A VICTORIAN oil painting originally belonging to a member of a wealthy Bolton colliery-owning family is set to fetch up to £2 million at auction in America.

In The Conservatory (The Rivals) was painted by French-born, London-based artist James Tissot in the late 1870s and originally belonged to Kaye Knowles, a nephew of wealthy Bolton colliery owner James Knowles.

Mr Knowles was Mayor of Bolton between 1855 and 1857 and his wife, Mary Jane Knowles, was the first recorded Mayoress.

The former Bolton mayor was born in the town in 1812 and died at Eagley Bank in 1886.

Mr Knowles’s family started opening pits in Eagley Bank and Sharples in the 18th century, while Little Bolton Colliery in Slater Lane, near the River Tonge, in Bolton, was owned by the Knowles family between 1853 and 1863.

In the 1871 Census, Kaye Knowles listed himself as a “master coal proprietor”.

Now, the Tissot painting — originally bought by Kaye Knowles with the help of Bolton coal money — is up for sale and it is expected to sell for between $2.5 million and $3.5 million dollars at Christie’s at the Rockefeller Plaza in New York on October 28.

Although the Bolton link is not mentioned in the auction catalogue, Christie’s confirm that Kaye Knowles owned the painting until his death in the summer of 1886.

Kaye Knowles was only aged 53 when he died suddenly at the London and North Western Hotel in Liverpool on August 17, 1886.

He was buried at Turton on August 21.

In his will, he left nearly £250,000, which was an immense amount of money in the 1880s.

After his death, his treasured Tissot painting was bought by his brother, Andrew.

More recently, between 1981 and 1986, the picture was owned by wealthy American oil man and arts patron Charles Wrights-man, who used to entertain assassinated US President John F Kennedy at his home in Palm Beach, Florida. In 2009, Mr Wrightson’s widow, Jayne, donated the painting to the Metropolitan Museum of Art in New York, who are now selling the picture.

In his 1986 book, Tissot, the late BBC TV Antiques Roadshow expert, Christopher Wood, says the painting “is another of Tissot’s triangular comedies of manners, as two winsome sisters in blue compete for the charms of a lone male, who seems to seek refuge beside their mother”.

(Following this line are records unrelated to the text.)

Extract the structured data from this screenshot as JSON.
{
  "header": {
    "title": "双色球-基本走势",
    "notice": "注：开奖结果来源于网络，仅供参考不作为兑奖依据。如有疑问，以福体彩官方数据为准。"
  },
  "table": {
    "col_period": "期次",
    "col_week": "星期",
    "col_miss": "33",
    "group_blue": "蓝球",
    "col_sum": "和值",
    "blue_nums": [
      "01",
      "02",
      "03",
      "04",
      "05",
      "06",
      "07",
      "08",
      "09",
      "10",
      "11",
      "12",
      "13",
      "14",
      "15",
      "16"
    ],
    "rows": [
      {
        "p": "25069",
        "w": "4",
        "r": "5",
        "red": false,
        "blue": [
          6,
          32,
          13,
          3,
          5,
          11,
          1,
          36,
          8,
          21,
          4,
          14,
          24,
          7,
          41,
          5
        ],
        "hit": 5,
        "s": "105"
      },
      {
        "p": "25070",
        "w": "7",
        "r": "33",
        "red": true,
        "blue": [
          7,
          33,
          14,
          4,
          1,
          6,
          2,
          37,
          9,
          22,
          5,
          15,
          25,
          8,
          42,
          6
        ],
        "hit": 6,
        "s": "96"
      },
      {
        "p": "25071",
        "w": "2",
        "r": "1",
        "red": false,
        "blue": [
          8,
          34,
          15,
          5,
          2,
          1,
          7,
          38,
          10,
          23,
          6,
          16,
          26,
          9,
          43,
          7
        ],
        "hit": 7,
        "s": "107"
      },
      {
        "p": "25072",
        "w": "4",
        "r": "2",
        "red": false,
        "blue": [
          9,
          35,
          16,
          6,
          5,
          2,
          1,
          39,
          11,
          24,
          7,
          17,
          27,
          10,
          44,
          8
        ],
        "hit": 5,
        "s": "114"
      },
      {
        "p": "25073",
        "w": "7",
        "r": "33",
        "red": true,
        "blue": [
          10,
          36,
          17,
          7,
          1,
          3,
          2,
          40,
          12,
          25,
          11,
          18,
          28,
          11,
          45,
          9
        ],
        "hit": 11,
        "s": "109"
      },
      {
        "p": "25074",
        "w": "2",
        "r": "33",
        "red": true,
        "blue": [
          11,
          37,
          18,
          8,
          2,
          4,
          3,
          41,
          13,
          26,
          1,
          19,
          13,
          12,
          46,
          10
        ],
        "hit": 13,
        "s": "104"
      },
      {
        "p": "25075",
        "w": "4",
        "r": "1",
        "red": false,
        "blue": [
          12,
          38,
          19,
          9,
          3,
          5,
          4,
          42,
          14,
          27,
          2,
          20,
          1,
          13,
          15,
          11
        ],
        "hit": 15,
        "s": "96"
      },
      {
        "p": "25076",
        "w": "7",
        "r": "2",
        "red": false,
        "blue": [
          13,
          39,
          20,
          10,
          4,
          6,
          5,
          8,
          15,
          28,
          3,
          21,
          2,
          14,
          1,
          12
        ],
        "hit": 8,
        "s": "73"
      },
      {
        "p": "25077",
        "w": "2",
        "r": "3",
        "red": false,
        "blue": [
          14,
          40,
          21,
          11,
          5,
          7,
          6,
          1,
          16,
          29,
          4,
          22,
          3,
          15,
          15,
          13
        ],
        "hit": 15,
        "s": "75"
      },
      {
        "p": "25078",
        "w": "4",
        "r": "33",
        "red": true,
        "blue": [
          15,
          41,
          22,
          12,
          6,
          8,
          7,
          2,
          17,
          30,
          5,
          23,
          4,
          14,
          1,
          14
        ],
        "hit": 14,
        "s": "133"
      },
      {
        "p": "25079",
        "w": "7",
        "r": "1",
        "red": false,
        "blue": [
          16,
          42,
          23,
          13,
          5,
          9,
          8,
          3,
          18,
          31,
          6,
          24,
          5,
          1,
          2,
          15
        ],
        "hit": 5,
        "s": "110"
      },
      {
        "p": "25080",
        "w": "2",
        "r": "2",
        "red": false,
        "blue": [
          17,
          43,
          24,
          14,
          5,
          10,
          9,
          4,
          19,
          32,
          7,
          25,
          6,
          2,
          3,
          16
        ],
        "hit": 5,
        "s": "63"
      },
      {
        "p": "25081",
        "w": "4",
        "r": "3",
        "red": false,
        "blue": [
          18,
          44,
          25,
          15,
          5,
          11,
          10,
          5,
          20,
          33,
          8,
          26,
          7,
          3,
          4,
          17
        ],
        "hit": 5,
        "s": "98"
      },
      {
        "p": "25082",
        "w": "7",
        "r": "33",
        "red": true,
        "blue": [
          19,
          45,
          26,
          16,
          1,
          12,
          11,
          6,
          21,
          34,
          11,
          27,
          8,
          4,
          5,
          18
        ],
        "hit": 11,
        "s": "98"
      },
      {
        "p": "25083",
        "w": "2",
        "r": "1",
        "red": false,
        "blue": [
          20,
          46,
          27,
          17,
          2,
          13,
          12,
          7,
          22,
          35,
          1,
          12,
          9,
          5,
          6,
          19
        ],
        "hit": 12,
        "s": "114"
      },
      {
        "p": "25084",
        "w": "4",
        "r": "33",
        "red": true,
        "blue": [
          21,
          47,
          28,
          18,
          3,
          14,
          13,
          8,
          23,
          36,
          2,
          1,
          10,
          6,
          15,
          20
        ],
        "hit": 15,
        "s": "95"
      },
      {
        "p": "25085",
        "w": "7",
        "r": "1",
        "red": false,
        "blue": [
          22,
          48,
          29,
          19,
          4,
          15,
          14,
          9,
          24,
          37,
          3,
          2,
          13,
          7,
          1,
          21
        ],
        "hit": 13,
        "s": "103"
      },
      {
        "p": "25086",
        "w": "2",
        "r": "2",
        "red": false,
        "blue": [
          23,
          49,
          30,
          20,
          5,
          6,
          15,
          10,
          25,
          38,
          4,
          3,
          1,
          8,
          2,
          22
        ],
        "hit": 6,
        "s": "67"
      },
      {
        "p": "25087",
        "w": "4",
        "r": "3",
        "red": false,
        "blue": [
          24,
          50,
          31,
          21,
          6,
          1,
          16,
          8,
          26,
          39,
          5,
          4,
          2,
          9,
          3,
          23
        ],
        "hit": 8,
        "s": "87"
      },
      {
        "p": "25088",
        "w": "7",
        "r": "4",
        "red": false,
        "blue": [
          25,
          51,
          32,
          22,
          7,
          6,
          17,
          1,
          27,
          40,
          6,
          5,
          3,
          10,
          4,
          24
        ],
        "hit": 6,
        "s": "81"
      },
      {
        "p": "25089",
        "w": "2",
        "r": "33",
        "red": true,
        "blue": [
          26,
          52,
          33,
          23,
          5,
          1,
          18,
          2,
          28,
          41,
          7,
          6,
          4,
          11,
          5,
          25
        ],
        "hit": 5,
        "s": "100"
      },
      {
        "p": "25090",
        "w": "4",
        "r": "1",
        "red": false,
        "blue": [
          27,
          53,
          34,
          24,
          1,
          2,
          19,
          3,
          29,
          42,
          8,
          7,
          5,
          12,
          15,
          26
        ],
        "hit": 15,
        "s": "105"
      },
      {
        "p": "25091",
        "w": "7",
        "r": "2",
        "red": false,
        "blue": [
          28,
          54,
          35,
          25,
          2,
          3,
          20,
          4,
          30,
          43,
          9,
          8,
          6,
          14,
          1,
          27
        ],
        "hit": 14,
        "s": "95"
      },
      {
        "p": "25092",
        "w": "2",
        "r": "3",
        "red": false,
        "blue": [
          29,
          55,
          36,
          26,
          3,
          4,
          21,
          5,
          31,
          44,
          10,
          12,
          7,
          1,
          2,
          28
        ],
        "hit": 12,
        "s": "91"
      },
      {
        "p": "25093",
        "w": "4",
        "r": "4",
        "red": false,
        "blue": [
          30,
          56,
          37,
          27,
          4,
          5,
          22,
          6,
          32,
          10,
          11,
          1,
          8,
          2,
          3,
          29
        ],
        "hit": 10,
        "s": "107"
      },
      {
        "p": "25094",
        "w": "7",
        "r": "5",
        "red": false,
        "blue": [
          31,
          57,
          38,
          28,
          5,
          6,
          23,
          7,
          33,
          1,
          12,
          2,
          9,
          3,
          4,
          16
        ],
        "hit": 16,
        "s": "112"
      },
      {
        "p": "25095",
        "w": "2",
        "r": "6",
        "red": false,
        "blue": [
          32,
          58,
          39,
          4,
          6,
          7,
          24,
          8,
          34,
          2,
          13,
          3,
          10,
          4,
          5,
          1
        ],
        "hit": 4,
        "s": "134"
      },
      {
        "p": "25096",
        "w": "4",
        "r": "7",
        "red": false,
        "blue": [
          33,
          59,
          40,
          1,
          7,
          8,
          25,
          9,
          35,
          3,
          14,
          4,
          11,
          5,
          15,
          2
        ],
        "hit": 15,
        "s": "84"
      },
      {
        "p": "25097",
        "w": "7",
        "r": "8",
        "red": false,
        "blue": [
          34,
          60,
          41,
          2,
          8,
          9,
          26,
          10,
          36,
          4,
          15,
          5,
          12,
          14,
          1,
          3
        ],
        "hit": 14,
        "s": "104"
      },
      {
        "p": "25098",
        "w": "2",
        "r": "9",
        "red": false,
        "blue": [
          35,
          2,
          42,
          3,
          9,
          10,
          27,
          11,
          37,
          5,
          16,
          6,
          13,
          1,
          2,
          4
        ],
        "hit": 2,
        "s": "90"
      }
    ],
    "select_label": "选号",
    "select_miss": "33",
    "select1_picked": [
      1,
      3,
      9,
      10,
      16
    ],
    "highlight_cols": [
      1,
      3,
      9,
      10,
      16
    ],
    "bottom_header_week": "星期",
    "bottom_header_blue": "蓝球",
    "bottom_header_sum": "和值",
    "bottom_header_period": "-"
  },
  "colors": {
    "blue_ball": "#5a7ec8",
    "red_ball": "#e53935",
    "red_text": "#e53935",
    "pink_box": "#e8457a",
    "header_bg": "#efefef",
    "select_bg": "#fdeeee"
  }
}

It is not the only Tissot painting with a Bolton link coming up for sale.

At Sotheby’s in London on December 4, Tissot’s painting, A Visit To The Yacht, once owned by the second Viscount Lever-hulme, son of the Bolton born soap magnate and philanthropist, the first Viscount Leverhulme, is expected to sell for between £2 million and £3 million.